Defect and dopant induced photoluminescence of molten salt synthesized BaZrO3 crystals

Defects in materials can induce advantageous optical, catalytic and magnetic properties. For optical properties, defects could give visible photoluminescence when photoexcited electrons trapped at oxygen vacancies are combined with hole. In this work, BaZrO3 (BZO) crystals with different sizes were synthesized using a molten salt synthesis method at four annealing temperatures. Spherical nanocrystals (NCs) are formed at 720 degrees C and cubic submicron crystals (SCs) at 1020 degrees C. These BZO crystals emit bright blue light around 437 nm upon ultraviolet excitation while the spherical NCs show higher photon output than the cubical SCs. The emission intensity of the BZO crystals has an opposite correlation with the MSS annealing temperature. Also, the emission intensity of the BZO crystals increases and decreases upon post-synthesis annealing under reducing or oxidizing atmosphere.
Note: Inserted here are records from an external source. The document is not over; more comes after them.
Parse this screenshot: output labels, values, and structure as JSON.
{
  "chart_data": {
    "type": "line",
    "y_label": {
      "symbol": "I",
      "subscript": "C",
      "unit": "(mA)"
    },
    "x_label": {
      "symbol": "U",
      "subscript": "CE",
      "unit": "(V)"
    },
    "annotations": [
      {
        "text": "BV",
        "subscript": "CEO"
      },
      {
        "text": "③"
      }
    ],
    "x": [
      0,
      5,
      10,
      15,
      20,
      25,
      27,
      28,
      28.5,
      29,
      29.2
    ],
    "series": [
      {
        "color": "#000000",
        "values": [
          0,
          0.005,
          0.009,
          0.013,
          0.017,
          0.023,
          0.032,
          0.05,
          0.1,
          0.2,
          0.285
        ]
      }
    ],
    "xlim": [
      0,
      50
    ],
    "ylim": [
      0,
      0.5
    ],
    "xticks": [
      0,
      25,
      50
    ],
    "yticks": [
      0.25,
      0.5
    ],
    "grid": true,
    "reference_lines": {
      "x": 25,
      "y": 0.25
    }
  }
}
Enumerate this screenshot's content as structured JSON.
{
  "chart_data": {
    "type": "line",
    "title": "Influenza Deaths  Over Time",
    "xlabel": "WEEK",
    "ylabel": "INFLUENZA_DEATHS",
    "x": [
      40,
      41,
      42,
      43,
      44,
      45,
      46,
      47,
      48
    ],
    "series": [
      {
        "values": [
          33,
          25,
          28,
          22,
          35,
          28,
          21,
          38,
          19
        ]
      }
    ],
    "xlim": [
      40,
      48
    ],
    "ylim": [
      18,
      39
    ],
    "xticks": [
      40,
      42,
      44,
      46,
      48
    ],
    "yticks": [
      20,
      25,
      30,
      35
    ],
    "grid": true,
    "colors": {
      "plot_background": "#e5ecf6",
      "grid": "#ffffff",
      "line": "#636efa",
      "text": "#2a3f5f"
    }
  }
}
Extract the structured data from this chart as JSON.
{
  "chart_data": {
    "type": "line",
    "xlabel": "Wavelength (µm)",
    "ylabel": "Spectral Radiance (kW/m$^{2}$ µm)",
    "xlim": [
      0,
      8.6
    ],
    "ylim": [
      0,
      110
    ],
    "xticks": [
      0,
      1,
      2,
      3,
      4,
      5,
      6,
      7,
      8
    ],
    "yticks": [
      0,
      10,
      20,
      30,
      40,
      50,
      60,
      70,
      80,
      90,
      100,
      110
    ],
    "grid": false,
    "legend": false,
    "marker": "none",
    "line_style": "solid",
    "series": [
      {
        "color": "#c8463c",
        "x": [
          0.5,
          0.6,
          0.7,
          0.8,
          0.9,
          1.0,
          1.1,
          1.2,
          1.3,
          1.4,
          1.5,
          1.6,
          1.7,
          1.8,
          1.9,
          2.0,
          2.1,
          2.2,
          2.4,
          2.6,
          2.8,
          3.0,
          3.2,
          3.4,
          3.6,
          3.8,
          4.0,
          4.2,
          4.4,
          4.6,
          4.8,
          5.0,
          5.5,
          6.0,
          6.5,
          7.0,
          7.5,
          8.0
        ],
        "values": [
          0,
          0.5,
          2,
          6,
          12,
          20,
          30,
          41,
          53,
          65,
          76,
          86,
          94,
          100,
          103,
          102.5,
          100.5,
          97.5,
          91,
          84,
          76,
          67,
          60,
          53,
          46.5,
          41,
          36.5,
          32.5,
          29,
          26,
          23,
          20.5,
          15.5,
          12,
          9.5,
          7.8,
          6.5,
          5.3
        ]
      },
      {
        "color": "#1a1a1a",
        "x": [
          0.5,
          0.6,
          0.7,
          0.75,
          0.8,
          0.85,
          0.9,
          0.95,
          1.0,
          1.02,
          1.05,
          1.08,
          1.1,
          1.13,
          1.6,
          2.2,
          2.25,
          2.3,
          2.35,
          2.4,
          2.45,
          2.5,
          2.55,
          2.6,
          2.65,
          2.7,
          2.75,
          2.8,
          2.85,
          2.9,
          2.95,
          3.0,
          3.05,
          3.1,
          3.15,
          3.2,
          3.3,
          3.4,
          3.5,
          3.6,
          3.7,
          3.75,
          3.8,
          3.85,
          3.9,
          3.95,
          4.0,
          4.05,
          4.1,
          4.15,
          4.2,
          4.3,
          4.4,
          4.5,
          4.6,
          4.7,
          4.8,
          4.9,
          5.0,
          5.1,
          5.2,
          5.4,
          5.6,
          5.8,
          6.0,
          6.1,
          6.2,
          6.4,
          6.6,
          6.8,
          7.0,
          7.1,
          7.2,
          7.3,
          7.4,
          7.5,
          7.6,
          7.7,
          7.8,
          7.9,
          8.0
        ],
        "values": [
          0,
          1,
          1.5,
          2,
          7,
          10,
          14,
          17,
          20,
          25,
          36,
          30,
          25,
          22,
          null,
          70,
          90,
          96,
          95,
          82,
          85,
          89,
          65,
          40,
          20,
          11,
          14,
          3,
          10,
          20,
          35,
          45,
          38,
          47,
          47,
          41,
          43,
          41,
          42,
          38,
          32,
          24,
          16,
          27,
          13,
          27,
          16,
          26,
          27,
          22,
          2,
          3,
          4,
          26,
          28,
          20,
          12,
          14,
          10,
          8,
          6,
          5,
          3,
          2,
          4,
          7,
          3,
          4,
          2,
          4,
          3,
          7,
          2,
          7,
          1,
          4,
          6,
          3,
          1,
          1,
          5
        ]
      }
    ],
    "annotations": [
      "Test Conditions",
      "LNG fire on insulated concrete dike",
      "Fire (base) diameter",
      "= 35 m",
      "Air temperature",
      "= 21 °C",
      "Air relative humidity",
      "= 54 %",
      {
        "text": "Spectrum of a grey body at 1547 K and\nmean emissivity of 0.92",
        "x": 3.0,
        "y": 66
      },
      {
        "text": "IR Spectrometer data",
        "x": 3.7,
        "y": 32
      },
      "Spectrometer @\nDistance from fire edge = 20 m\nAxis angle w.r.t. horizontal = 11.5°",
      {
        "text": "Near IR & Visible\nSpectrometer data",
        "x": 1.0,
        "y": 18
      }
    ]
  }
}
Therefore, the photoluminescence from these BZO crystal possibly arises from oxygen vacancies. Moreover, Cr3+ doped BZO cubic NCs show bright red emission from the spin-forbidden E-2(g) -> (4)A(2g) transition of Cr3+ ions. Several optical parameters such as crystal field splitting energy and Racah Parameters are evaluated for the BZO:Cr NCs which suggest low covalency of Cr3+ ions in the BZO host. Lifetime spectroscopy revealed that Cr3+ ions are localized at both BaO12 and ZrO6 polyhedra. On the other hand, Pr3+ doped BZO cubic NCs demonstrate greenish blue emission due to the blue BZO host emission and the green/red emission from Pr3+ ions. Overall, this work demonstrates a strategy for making crystal materials with tunable luminescence by understanding the role of defects and judiciously choosing dopant ions.